Neuro Endocrine Tumor

  Mohammad Afkhami-Ardekani MD

Professor of Endocrinology and Metabolism

Shad Sadoughi University of Medical Siences

14 NOV 2018

Neuroendocrine Tumors (NETs)

Case  report 1:

A 47-year-old man, with a past medical history significant for seizure disorder. He denied any epigastric discomfort, weight loss, dysphasia, nausea, emesis, constipation, or diarrhea.

Organomegaly was appreciated with the liver edge to be estimated 8-10 cm below the costal margin.

Ultrasound revealed hepatomegaly with diffusely inhomogeneous echotexture and splenomegaly.

The appearance of the liver was suggestive of extensive metastatic disease. 

There was also a large mass extending towards the tail of the pancreas.

A core needle biopsy of the liver was obtained,  Mild nuclear pleomorphism was present. 

The results showed positivity for chromograninA

A diagnosis of Neuroendocrine carcinoma  was made at this time.

Case report 2:

A 70-year-old man complained of left flank pain.

Abdominal computed tomography (CT) revealed  a 6.8-cm lobulated solid mass in the liver dome.

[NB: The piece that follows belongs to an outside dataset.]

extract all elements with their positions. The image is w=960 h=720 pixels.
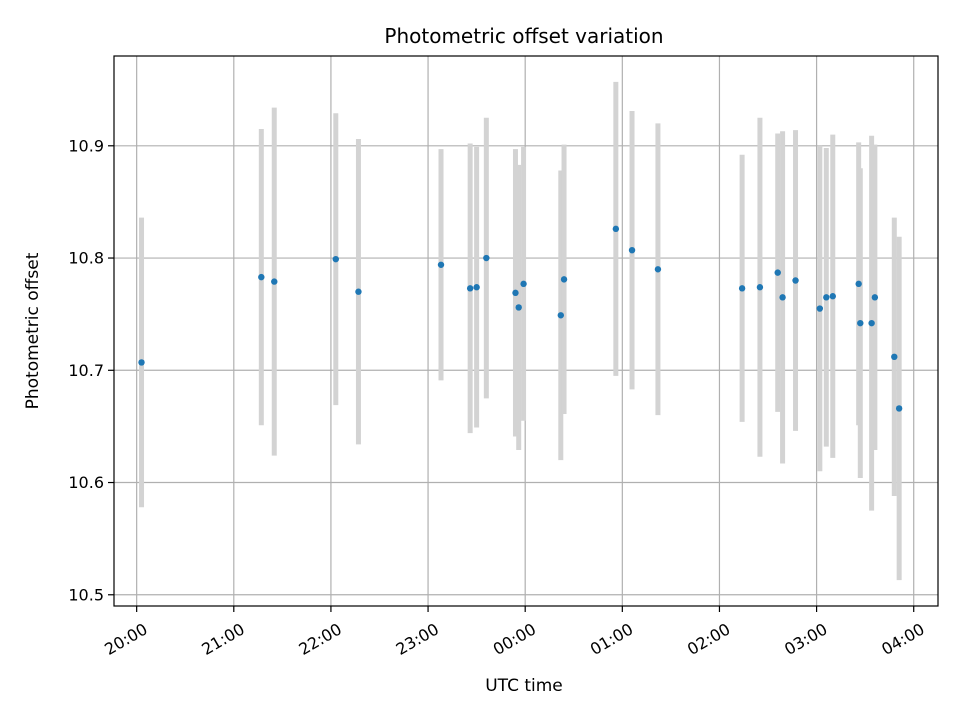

 He did not have any other symptoms such as jaundice, vomiting, flushing, or diarrhea before admission.

 Liver magnetic resonance imaging (MRI) revealed a lobulated mass with mild hypervascularity.

The resected specimen revealed a solid tumor measuring 8.3 cm × 6.5 cm.

The result show postive for Chromogranin A.

A diagnosis of Neuroendocrine carcinoma  was made at this time.